March 5, 2013
One of the oldest adages in business is “people do business with people they like.”
You’ve heard that before, probably more than once.
That’s called Relationship Selling.
The ability to get close personally to customers is a critical sales skill.
However, that will only carry you so far.
It doesn’t matter whether or not you know your customer’s daughter plays shortstop on her high school softball team, or if the customer’s mother recently fought the flu.
What matters most is whether or not the customer has confidence in your product knowledge and trusts you as an authority.
Every business owner wants to brag on their business just as much as their children. Do you know your customer’s industry as well as their family tree?
What industry challenges keep Truck Buyer John awake at night?
Maybe John is having a great year but a key supplier just gave him some bad news that will complicate his business a few weeks down the road.
In an NTEA Work Truck session held Tuesday, Bob Aquaro, Vice President, TARA Commercial Vehicle Consulting Services, said you should know as much as possible about your customer and their industry before the first sales meeting.
The first sales meeting will validate that information and you’ll learn new information that will later affect the negotiation process.
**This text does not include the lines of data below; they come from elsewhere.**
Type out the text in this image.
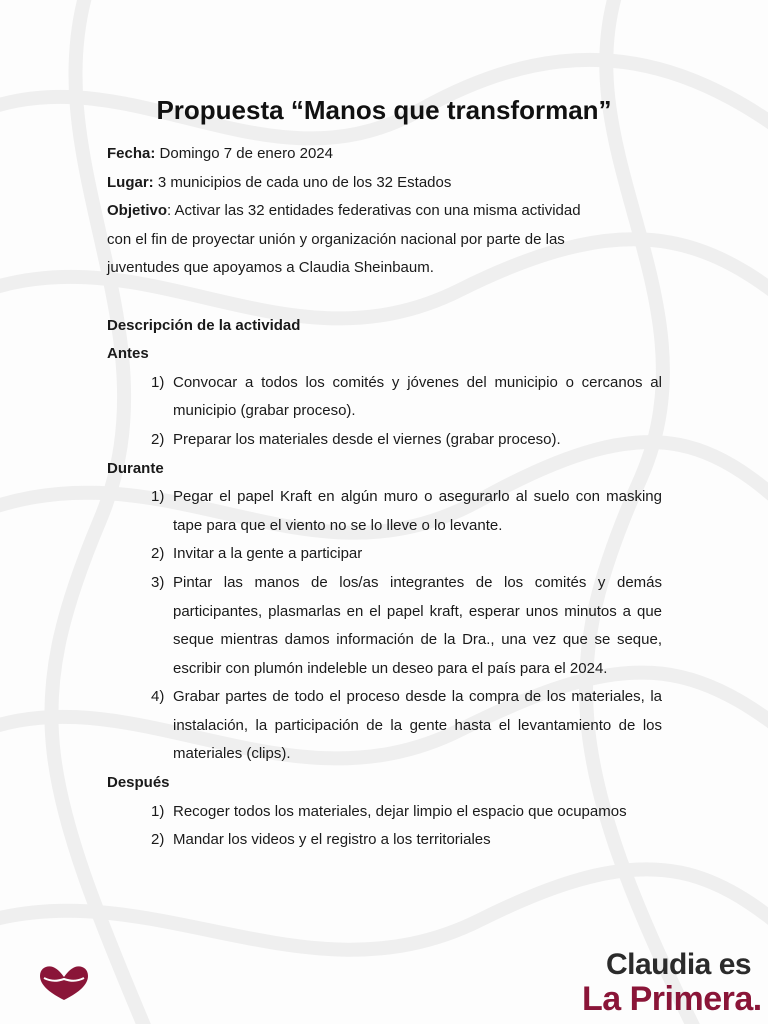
Propuesta “Manos que transforman”

Fecha: Domingo 7 de enero 2024

Lugar: 3 municipios de cada uno de los 32 Estados

Objetivo: Activar las 32 entidades federativas con una misma actividad

con el fin de proyectar unión y organización nacional por parte de las

juventudes que apoyamos a Claudia Sheinbaum.

Descripción de la actividad

Antes

1) Convocar a todos los comités y jóvenes del municipio o cercanos al municipio (grabar proceso).
2) Preparar los materiales desde el viernes (grabar proceso).

Durante

1) Pegar el papel Kraft en algún muro o asegurarlo al suelo con masking tape para que el viento no se lo lleve o lo levante.
2) Invitar a la gente a participar
3) Pintar las manos de los/as integrantes de los comités y demás participantes, plasmarlas en el papel kraft, esperar unos minutos a que seque mientras damos información de la Dra., una vez que se seque, escribir con plumón indeleble un deseo para el país para el 2024.
4) Grabar partes de todo el proceso desde la compra de los materiales, la instalación, la participación de la gente hasta el levantamiento de los materiales (clips).

Después

1) Recoger todos los materiales, dejar limpio el espacio que ocupamos
2) Mandar los videos y el registro a los territoriales
Claudia es
La Primera.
On your first sales call, dress similar to your customer, and grooming is important. If you can’t find out your customer’s dress code, Aquaro says err on the side of your Sunday best.
“You can’t go wrong in a suit and tie, for both men and women,” he says. “You can go wrong in jeans and a t-shirt.”
He says salespeople are the most important part of the deal. They establish customer confidence and trust.
And you do this by knowing what you’re talking about – being prepared.
Part of the preparation is understanding your customer, and understanding them is not the same as getting to know them.
Aquaro offered four essential steps in sales.
1. Sell yourself first. People buy from people. You want them to say, “Why should I buy from this guy and not from other people.”
2. Sell your company second. This is essentially an extension of the first directive. Why should they buy from you, and what makes your company better than others? Always refer to your company as “we” or “our” not “they.” Make yourself an authority for the company.
“Mr. Customer, I would like to tell you a little bit about my company.” This should only take about 30 seconds. “How do I tell my story in about 30 seconds,” Aquaro asks.
3. Sell your product third.
Then, present your price and be prepared to negotiate.
In negotiations, don’t forget the most important part: Asking for the business.
Aquaro says he is consistently amazed at the number of sales negotiations that fail to wrap up with asking for the order.
Sure, that’s implied. Why else would you be there? You’re there to make a sale.
However, asking for the order is the easiest catalyst to jumpstart negotiations en route to the close, Aquaro says.
Once you’re in front of the customer and working on negotiations, don’t say this: “I will have to talk to my boss and get back with you”
Say this: “I will have to study that proposal and see if it’s the best decision for both our companies.”
You’ve essentially said the same thing, and you’re still going to back up and talk it over with your bosses, but you’re taking ownership in the decision process and preserving your authority in the negotiation process.
You don’t “get” business, you “earn” it.
Understanding how to earn it can easily pave the way to earning more of it.